Underlying this particular spat, and unlikely to be resolved in the near future, is a fundamental contradiction created by the advent of devolution. The roots of the problem lie in territorial differences that long predate the creation of the Scottish Executive. Scotland has a history of greater public spending than England and in particular a history of spending more on health. Until the 1970s each increase in overall UK government spending prompted an argument over its distribution. The then chief secretary to the Treasury, Joel Barnett, sensibly decided that this annual wrangling could be avoided by adopting an agreed formula for shelling out additional cash.

The key word here is “additional.” To wipe out historical differences in spending between the countries would have been politically and practically difficult. So the Barnett formula, while not determining the overall size of the budget, provided a means of distributing additions to it. Specifically, changes to programmes in England were to result in equivalent changes in the budgets of the devolved territorial departments, calculated according to the countries' share of the UK population.

The formula—which incidentally takes no account of comparative need—is still in use. But now the money is allocated not to specific departments of the devolved administration in Scotland but to the Scottish Executive as a whole. Ministers are not obliged to spend the extra money in the same way or even in the same area as their English counterparts. And this is a freedom they are using.

A report published last year by the Institute for Public Policy Research, Devolution in Practice 2006: Public Policy Differences within the UK, drew attention to the issue. Between 2000 and 2005, for example, spending on health in Scotland grew from £997 (€1490; $1864) per person to £1563: a rise of 57%. The corresponding increase in health spending in England, 65%, was substantially greater. But expressed in absolute terms the figures tell a different story: because the increase in England came on top of a lower expenditure per head, the present annual spending in England is still only £1350.
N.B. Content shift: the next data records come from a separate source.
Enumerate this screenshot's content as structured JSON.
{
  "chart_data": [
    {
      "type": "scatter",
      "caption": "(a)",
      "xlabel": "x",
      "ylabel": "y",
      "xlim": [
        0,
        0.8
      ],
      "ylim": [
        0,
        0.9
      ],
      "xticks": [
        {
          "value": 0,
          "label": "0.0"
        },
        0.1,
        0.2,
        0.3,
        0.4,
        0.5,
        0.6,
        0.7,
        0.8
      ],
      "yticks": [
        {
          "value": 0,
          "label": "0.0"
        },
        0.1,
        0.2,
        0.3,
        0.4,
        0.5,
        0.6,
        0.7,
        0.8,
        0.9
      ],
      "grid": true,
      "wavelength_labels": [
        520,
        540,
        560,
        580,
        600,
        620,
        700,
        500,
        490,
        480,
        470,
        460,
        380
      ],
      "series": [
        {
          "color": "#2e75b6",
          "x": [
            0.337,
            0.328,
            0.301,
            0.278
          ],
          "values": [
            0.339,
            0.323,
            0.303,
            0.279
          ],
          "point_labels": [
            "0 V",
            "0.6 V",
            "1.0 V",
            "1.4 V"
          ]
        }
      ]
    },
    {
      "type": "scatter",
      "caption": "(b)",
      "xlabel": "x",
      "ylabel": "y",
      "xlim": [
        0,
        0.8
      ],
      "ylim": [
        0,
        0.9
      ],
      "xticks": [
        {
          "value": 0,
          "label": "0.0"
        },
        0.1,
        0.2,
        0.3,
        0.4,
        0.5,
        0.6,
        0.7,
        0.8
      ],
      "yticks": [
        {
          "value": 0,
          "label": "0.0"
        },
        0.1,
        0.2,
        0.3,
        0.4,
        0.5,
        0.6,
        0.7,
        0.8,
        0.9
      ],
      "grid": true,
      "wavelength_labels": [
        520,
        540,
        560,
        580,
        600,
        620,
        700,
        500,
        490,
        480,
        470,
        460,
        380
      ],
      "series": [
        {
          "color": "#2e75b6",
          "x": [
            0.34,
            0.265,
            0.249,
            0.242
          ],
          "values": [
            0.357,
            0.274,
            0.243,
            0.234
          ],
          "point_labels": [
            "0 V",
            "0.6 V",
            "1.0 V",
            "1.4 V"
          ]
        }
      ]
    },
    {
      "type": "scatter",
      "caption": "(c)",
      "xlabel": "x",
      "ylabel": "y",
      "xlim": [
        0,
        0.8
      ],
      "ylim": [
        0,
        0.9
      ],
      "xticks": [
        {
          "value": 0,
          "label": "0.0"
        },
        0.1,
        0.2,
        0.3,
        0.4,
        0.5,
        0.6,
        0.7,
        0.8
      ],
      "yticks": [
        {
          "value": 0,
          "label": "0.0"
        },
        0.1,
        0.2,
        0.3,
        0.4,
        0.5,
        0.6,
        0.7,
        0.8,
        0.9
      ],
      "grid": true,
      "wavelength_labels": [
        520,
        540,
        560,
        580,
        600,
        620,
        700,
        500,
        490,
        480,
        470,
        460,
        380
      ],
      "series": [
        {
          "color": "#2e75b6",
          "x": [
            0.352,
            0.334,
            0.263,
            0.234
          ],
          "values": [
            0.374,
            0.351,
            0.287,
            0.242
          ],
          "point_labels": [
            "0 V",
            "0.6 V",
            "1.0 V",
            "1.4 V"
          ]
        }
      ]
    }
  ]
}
So Scotland has more resources than England and also the freedom to spend them in different ways, which chimes well with the widely expressed desire for local decision making. Unfortunately, this same freedom acts against another widespread preference: for common standards throughout the health services in the United Kingdom. Stripped of the muddle surrounding it, the bortezomib affair is a small illustration of this preference in action.

Speaking at the launch of the Devolution in Practice 2006 report, Charlie Jeffrey, director of the Economic and Social Research Council's programme on devolution, said that common standards may eventually come to prevail. Maybe so. But even if they do we can expect more and worse bortezomib-type rows along the way.